Излишне говорить, что для Хоммы, при всем его природном спокойствии и рассудительности, эти слова были всё равно что гром среди ясного неба. Но как ни ошеломило его заявление старика, оно не лишило его способности трезво мыслить. Хомма поднёс к губам папиросу и неторопливо затянулся. В его взгляде сквозило недоверие.
– Что значат все ваши материалы в сравнении с этим единственным фактом? Никому не нужный хлам, да и только. Сайго Такамори не погиб в сражении у Сироямы. Я утверждаю это с полной ответственностью, потому что мы с ним едем в одном купе. Кажется, более веское доказательство трудно себе представить. Или вы предпочитаете верить каким-то бумажкам, а не живому человеку?
– Гм… Вы утверждаете, что он жив. Но я не поверю в это до тех пор, пока не увижу его собственными глазами.
– Собственными глазами? – с надменным видом переспросил старик и принялся не спеша выбивать золу из трубки.
– Именно. Собственными глазами, – холодно произнёс Хомма, к которому полностью вернулось самообладание.

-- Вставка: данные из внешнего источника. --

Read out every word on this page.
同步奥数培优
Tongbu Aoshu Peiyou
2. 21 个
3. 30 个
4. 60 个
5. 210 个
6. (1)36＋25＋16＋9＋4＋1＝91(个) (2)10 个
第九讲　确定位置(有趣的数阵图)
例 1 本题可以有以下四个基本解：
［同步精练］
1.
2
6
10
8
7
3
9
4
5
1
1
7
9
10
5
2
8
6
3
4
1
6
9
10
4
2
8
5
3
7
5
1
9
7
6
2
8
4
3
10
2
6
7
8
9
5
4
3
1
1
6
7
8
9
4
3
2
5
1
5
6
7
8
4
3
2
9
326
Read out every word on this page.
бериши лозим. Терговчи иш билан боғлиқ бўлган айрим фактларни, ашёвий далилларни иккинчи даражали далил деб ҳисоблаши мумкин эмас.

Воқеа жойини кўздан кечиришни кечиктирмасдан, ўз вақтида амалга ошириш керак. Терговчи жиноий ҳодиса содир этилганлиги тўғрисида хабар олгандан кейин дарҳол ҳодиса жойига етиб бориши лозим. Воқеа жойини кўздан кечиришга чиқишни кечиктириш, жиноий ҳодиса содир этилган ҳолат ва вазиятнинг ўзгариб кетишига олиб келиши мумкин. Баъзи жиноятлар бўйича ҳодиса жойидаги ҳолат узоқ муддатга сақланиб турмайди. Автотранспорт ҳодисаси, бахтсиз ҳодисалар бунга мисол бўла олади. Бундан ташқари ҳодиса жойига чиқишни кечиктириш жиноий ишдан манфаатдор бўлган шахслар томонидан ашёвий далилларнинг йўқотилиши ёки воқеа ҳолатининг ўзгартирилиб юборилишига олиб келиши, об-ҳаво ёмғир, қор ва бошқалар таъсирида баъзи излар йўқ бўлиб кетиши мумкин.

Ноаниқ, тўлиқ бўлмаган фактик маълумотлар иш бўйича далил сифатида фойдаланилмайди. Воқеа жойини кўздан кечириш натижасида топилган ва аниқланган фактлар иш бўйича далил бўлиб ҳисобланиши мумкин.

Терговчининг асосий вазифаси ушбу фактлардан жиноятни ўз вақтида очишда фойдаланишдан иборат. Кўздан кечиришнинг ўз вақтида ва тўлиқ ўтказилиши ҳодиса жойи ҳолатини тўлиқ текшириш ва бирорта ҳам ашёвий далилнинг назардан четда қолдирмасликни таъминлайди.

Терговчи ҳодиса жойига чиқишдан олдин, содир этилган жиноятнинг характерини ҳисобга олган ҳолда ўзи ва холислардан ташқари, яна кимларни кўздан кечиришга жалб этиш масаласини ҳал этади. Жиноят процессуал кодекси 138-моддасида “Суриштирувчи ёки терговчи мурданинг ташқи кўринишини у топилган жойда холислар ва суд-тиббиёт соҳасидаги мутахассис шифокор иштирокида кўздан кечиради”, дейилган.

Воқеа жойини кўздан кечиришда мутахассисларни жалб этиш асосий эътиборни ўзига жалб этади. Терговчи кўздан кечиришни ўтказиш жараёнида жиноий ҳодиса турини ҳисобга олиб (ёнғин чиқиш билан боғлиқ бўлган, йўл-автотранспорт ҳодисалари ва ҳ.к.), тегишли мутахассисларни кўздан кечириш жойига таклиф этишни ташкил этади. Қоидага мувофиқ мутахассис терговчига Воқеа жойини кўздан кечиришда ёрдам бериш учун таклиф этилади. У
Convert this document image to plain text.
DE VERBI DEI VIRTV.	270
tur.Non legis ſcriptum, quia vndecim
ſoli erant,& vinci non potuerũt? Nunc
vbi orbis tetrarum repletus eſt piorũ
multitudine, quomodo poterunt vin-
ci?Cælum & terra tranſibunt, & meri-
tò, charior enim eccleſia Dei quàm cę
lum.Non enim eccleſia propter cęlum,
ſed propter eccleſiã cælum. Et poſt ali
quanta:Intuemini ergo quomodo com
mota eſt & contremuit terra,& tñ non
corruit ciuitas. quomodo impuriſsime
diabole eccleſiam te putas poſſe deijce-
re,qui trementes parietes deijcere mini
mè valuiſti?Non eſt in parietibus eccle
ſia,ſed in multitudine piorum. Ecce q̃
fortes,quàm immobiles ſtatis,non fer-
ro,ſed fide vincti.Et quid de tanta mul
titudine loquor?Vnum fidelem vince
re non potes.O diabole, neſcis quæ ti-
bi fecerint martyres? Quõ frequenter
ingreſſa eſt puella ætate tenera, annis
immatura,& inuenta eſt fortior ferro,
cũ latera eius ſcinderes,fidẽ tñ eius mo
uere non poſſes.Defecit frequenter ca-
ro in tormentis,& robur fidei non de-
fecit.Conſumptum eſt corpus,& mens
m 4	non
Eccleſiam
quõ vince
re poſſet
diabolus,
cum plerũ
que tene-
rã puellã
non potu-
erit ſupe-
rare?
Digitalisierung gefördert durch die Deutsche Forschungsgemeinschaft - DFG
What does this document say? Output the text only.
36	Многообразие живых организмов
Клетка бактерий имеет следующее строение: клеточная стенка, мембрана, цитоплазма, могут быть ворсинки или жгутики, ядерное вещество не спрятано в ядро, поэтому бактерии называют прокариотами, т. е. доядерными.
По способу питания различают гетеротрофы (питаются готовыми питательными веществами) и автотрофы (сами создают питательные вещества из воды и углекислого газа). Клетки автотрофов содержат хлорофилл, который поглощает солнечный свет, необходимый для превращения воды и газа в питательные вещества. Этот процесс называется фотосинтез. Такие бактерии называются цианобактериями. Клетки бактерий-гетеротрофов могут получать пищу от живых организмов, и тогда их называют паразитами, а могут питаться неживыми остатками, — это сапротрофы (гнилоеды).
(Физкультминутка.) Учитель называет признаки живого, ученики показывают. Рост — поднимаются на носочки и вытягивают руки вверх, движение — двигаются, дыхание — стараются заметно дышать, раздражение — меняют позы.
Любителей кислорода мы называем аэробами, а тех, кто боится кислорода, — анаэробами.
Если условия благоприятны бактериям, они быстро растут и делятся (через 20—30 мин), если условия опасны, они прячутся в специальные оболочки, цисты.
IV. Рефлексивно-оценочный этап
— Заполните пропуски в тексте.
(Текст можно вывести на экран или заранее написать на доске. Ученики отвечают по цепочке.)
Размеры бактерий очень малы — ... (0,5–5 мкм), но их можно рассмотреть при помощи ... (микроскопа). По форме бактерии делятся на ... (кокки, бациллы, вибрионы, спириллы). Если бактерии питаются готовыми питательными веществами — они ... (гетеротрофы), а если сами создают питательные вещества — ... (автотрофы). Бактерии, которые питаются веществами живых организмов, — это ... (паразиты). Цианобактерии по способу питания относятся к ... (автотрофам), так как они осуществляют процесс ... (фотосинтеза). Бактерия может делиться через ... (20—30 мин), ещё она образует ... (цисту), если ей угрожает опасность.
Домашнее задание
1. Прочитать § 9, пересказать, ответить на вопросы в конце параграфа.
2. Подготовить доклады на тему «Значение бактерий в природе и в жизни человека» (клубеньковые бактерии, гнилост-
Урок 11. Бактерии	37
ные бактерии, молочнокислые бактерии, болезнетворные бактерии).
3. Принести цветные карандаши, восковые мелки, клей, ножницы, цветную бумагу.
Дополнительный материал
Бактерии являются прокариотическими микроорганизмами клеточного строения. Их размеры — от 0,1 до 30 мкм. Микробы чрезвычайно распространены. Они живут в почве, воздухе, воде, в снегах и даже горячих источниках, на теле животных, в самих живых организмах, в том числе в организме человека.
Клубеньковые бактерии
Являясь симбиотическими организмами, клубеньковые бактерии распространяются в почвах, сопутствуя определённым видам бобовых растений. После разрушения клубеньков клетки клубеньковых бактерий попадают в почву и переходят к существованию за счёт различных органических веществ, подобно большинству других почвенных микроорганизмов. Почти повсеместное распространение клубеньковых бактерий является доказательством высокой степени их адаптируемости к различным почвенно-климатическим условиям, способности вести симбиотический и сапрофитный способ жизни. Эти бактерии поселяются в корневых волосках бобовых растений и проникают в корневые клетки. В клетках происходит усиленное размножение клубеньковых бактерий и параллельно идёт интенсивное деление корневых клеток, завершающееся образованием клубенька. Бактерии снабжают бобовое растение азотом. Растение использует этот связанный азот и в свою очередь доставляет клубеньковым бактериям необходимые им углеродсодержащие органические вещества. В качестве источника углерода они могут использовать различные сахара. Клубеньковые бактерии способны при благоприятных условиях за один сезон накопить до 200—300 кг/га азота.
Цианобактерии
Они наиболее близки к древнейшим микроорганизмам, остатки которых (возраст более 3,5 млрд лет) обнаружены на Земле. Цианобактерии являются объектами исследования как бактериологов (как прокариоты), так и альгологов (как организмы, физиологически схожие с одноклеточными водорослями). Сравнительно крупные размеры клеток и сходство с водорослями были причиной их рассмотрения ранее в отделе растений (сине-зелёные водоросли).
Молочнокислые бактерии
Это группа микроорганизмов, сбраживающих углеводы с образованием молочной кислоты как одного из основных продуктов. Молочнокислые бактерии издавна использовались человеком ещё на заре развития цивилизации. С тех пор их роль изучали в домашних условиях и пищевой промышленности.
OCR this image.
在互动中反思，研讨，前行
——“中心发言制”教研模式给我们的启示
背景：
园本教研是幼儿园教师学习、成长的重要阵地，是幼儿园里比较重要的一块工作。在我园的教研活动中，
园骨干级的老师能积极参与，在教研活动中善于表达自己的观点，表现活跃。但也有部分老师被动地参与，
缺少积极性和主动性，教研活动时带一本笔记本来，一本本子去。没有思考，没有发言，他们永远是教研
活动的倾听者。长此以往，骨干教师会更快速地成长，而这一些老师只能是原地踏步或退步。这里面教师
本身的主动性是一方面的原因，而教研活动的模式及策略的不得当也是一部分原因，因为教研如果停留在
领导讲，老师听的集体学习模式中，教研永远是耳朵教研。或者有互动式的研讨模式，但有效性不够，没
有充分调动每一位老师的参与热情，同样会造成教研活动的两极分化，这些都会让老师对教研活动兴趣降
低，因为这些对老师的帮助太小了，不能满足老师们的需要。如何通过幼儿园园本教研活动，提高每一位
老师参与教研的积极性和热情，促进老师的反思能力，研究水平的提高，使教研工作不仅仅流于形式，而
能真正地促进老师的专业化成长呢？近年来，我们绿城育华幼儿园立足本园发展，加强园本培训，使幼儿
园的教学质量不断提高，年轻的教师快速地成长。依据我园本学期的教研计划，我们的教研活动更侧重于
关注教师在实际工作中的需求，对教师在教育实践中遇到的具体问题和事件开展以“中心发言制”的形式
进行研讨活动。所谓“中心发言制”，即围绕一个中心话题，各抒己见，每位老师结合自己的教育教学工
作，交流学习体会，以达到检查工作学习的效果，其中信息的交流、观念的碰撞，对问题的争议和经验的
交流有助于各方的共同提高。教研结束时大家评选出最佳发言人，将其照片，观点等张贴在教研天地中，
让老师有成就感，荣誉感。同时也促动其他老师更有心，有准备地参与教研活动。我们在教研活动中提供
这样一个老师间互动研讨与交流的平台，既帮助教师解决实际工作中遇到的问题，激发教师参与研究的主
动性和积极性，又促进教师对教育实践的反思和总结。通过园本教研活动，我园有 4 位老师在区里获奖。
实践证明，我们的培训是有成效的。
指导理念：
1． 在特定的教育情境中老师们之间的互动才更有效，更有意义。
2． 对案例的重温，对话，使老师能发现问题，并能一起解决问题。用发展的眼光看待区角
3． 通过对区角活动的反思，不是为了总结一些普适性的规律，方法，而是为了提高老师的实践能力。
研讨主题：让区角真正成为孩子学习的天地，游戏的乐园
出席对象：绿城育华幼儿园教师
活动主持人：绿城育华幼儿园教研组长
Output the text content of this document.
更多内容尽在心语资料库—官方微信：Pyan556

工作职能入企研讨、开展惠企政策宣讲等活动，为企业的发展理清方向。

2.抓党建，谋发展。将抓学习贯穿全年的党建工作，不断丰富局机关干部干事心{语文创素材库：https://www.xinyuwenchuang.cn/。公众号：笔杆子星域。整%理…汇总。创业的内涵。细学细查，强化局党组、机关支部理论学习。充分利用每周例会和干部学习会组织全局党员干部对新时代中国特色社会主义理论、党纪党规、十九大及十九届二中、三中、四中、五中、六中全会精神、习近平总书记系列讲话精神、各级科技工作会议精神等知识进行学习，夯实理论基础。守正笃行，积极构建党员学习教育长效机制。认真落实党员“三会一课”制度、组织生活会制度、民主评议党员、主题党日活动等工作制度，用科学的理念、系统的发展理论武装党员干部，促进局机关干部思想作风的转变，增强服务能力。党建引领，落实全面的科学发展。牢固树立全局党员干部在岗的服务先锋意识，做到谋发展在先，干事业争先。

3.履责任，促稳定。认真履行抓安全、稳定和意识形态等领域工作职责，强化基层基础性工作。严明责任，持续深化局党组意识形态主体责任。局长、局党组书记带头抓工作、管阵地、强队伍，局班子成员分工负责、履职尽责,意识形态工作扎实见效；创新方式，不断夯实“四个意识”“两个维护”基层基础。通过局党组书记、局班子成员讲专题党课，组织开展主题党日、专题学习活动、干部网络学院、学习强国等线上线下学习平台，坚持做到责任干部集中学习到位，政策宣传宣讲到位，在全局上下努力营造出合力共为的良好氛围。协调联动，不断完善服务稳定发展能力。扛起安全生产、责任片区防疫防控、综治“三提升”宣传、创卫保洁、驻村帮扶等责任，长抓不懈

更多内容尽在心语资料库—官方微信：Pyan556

Недоверие юноши, казалось, не произвело на старика никакого впечатления. Всё с тем же высокомерным видом он пожал плечами:
– Ну что ж, это не трудно осуществить. Правда, я не исключаю, что Нансю-сэнсэй уже спит, но, поскольку наше купе находится в соседнем вагоне, почему бы не рискнуть?
Сунув трубку в карман, старик устало поднялся из-за стола и сделал студенту знак следовать за ним. Хомме ничего не оставалось, как подчиниться. Не вынимая изо рта папиросы, он нехотя встал и, сунув руки в карманы брюк, широким шагом направился вслед за стариком к выходу. Вагон-ресторан опустел, лишь стоящие на столе бокал из-под вина и стакан из-под виски отбрасывали на скатерть чуть заметные полупрозрачные тени, печально подрагивающие в звуках бьющего в окна дождя.
Спустя десять минут стараниями уже знакомого нам неприветливого официанта бокал и стакан наполнились снова, и за столиком друг против друга расположились пожилой господин в пенсне и его молодой спутник в студенческой форме. Через столик от них сидели новые посетители: небрежно одетый полный мужчина и женщина, по виду – гейша. Орудуя вилками, они поглощали жареных креветок и о чём-то говорили на певучем кансайском диалекте.